Independently of all this work, the $(q,2)$-Hypercontractivity Theorem was reproved (without sharp constant) in the Banach spaces community by Rosenthal [Ros76] in 1975, using methods similar to those of Paley and Kiener. For additional early references, see [Mul05, Chapter 1].

The term “hypercontractivity” was introduced in [SH72]; Definition 13 of a hypercontractive random variable is due to [KS88]. The short inductive proof of the Bonami Lemma may have appeared first in [MOO05]. Theorems 22 and 24 appear in [Jan97]. Theorem 23 dates back to [PZ78,Bor79]. The Small-Set Expansion theorem is due to [KKL88]; the Level-$k$ Inequalities appear in several places but can probably be fairly credited to [KKL88] as well. Ben-Or and Linial’s work [BL85,BL90] was motivated both by game theory and by the Byzantine Generals problem [LSP82] from distributed computing; the content of Exercise 25 is theirs. In turn it motivated the watershed paper by Kahn, Kalai, and Linial [KKL88]. (See also the intermediate work [CGG87].) The “KKL Edge-Isoperimetric Theorem” (which is essentially a strengthening of the basic KKL Theorem) was first explicitly proved by Talagrand [Tal94] (possibly independently of [KKL88]?); he also treated the $p$-biased case. There is no known combinatorial proof of the KKL Theorem (i.e., one which does not involve real-valued functions); however several slightly different analytic proofs are know [FS07,Ros06,OW13]. The explicit lower bound on the “KKL constant” achieved in Exercise 30 is the best known; it was established in, e.g., [FS07]. It is still a factor of $2$ away from the best known upper bound, achieved by the tribes function.

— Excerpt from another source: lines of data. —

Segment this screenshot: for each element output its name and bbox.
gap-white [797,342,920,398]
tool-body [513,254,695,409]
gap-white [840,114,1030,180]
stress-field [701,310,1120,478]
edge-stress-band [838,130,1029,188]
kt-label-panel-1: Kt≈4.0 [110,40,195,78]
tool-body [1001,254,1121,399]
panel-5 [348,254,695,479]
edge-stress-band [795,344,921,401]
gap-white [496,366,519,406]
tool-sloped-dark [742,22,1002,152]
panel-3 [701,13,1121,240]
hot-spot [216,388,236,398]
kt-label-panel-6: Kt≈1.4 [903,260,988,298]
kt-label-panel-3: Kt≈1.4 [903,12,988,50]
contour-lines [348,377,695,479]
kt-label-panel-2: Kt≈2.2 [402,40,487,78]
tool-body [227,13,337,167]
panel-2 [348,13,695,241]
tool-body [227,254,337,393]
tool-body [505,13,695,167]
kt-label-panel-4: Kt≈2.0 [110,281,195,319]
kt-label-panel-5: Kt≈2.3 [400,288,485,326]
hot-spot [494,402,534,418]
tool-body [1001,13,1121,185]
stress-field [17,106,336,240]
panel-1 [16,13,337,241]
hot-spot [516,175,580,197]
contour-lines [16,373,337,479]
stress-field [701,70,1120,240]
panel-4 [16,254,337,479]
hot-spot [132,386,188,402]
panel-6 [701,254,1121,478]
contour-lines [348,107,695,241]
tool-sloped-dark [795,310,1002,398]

Friedgut’s Junta Theorem is from [Fri98]. The observation that its junta size can be improved for functions which have $\mathbf{W}^{k}[f] \leq \epsilon$ for $k \ll \mathbf{I}[f]/\epsilon$ was independently made by Li-Yang Tan in 2011; so was the consequence Corollary 31 and its extension to constant-degree PTFs. A stronger result than Corollary 31 is known: Diakonikolas and Servedio [DS09] showed that every LTF is $\epsilon$-close to a $\mathbf{I}[f]^2 \mathrm{poly}(1/\epsilon)$-junta. As for Corollary 30, it’s incomparable with a result from [GMR12] which shows that every width-$w$ DNF is $\epsilon$-close to a $(w \log(1/\epsilon))^{O(w)}$-junta.

Exercise 3 was suggested to the author by Krzysztof Oleszkiewicz. Exercise 12 is from [GOWZ10]. Exercise 21 appears in [OS07]; Exercise 22 appears in [OW09]. The estimate in Exercise 24 is from [dKPW04] (see also [RR01,KKMO07]). Exercises 27 and 28 are due to [KKL88]. Exercise 34 was suggested to the author by John Wright. Exercise 36 appears in [KOTZ13].

### 2 comments to Chapter 9 notes

• Gil Kalai

Dear Ryan, Perhaps it makes sense to mention also Khintchine’s Inequality (used for the law of iterated logarithm that he discovered) and a later result by Littlewood.

• Hmm. I do mention Khintchine’s Inequality in the text… as for tracing the history of the hypercontractivity theorem, I suppose one can only go back so far I tried to look for the first place that Khintchine-type inequalities for Walsh series (i.e., polynomials of degree higher than one, in our language) were studied. It seems to me this was Paley’s papers.